Jason freely admits that quality control can be a challenge.

Without the assistance of large laboratories, he is unable to rigorously test his products to the level he’d like to.

However, by sourcing it from countries where medicinal cannabis is more widely available, Jason believes the quality is consistently high.

As much as Jason and others would like to have access to professional laboratories for testing purposes, he does not support the moves by big pharmaceutical companies to strip medicinal cannabis back to a single cannabinoid element designed to treat specific conditions.

‘In any given cannabis plant, there are dozens of different cannabinoids and terpenes and other elements,’ he says.

‘They all react with each other and with the body in different ways. By isolating one cannabinoid we’re potentially losing the complementary benefits of the whole plant.’

He believes the influence of big pharma is an opportunity missed for the North Coast and particularly the Byron Shire.

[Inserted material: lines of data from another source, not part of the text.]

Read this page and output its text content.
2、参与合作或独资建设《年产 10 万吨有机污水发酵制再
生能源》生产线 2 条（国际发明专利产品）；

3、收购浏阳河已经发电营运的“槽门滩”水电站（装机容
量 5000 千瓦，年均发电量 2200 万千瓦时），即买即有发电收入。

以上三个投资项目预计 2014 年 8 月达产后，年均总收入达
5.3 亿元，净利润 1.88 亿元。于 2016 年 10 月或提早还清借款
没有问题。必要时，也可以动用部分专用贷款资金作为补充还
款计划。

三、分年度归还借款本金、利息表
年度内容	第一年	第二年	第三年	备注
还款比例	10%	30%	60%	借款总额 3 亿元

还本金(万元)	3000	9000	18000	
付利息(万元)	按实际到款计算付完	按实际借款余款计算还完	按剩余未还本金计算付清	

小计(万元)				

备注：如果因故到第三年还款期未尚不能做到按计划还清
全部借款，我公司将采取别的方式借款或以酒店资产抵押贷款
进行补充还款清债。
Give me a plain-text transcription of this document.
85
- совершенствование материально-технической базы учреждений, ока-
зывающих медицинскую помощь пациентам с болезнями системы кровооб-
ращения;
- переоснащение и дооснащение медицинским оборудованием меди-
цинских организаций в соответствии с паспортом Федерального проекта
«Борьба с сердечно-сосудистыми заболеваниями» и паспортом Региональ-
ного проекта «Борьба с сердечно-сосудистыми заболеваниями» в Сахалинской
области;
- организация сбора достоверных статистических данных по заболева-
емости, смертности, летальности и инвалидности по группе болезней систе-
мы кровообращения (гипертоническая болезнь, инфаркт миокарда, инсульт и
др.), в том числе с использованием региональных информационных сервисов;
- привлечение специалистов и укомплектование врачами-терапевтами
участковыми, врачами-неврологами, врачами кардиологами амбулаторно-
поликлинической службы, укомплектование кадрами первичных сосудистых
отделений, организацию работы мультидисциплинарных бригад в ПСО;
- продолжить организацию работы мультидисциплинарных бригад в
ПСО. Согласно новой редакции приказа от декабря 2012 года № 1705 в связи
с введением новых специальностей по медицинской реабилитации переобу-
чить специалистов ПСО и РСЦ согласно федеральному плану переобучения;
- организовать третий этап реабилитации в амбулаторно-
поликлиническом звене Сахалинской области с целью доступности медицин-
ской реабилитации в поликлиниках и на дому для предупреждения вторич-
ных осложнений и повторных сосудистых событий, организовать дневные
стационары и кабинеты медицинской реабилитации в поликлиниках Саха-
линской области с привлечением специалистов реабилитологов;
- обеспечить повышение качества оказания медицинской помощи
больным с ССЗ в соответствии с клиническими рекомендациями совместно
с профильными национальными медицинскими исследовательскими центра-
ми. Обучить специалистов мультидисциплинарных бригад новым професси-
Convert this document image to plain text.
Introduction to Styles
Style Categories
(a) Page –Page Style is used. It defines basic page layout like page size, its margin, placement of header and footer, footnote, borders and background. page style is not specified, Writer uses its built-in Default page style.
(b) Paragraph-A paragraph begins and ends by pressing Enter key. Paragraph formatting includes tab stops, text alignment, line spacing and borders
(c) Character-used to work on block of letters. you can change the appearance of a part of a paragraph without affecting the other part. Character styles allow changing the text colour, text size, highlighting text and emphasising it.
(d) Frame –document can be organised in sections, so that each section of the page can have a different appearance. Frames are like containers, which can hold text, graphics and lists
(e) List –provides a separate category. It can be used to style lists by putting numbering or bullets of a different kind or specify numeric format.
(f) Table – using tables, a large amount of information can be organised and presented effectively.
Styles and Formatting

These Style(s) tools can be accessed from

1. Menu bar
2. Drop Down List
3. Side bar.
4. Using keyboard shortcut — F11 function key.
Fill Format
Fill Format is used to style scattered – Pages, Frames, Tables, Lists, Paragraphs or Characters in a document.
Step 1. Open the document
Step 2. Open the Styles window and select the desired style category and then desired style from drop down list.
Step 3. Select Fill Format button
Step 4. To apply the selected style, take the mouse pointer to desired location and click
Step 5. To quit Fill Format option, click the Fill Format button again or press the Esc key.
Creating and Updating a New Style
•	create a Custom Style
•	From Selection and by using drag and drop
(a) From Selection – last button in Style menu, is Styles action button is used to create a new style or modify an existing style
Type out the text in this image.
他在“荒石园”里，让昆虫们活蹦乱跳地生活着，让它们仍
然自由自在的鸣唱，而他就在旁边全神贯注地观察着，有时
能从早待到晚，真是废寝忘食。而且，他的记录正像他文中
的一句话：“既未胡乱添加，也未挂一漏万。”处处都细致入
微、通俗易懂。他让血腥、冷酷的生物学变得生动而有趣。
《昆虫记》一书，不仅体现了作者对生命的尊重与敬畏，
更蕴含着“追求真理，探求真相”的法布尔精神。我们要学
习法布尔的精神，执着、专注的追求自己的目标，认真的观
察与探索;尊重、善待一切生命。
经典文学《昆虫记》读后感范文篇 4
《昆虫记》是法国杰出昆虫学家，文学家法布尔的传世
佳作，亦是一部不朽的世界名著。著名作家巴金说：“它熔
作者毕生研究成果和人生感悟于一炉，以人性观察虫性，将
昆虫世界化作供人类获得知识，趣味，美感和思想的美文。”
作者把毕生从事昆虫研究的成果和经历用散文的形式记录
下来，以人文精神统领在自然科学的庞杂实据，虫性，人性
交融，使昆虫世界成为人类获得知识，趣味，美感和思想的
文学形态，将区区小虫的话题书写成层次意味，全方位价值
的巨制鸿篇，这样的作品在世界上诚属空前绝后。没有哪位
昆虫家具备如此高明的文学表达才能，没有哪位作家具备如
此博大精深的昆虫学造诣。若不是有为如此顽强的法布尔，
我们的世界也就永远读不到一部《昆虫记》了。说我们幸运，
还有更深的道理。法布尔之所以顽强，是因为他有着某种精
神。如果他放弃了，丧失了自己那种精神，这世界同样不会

‘We’ve got the soil, the climate and the knowledge, but we’re going to end up with giant hydroponic greenhouses run by foreign pharmaceutical companies pumping out sterile medications.’

Prosecution

He believes many people will simply ignore the mainstream medications and continue to frequent businesses like his.

And he will continue to serve them, regardless of the risk to himself and his staff.

‘It would be wonderful for people to have a better person than me to help them,’ he says. ‘But until there’s some good sense and maturity, it will continue to fall to people like me who choose to run the real risk of prosecution and doing something that could put me away.’

‘I look at my kid every morning and think about folding the whole thing up.

‘The only thing that stops me is the kids I’ve seen, bleeding from their ears, who are on meds that aren’t working and may well end up killing them.

‘Everyone knows someone who has something distressing that could be improved by taking medicinal cannabis.

‘Why are we still prevaricating on this issue and making it so hard for people?

It’s a question being asked by many across the region. But for the time being, business will continue as usual.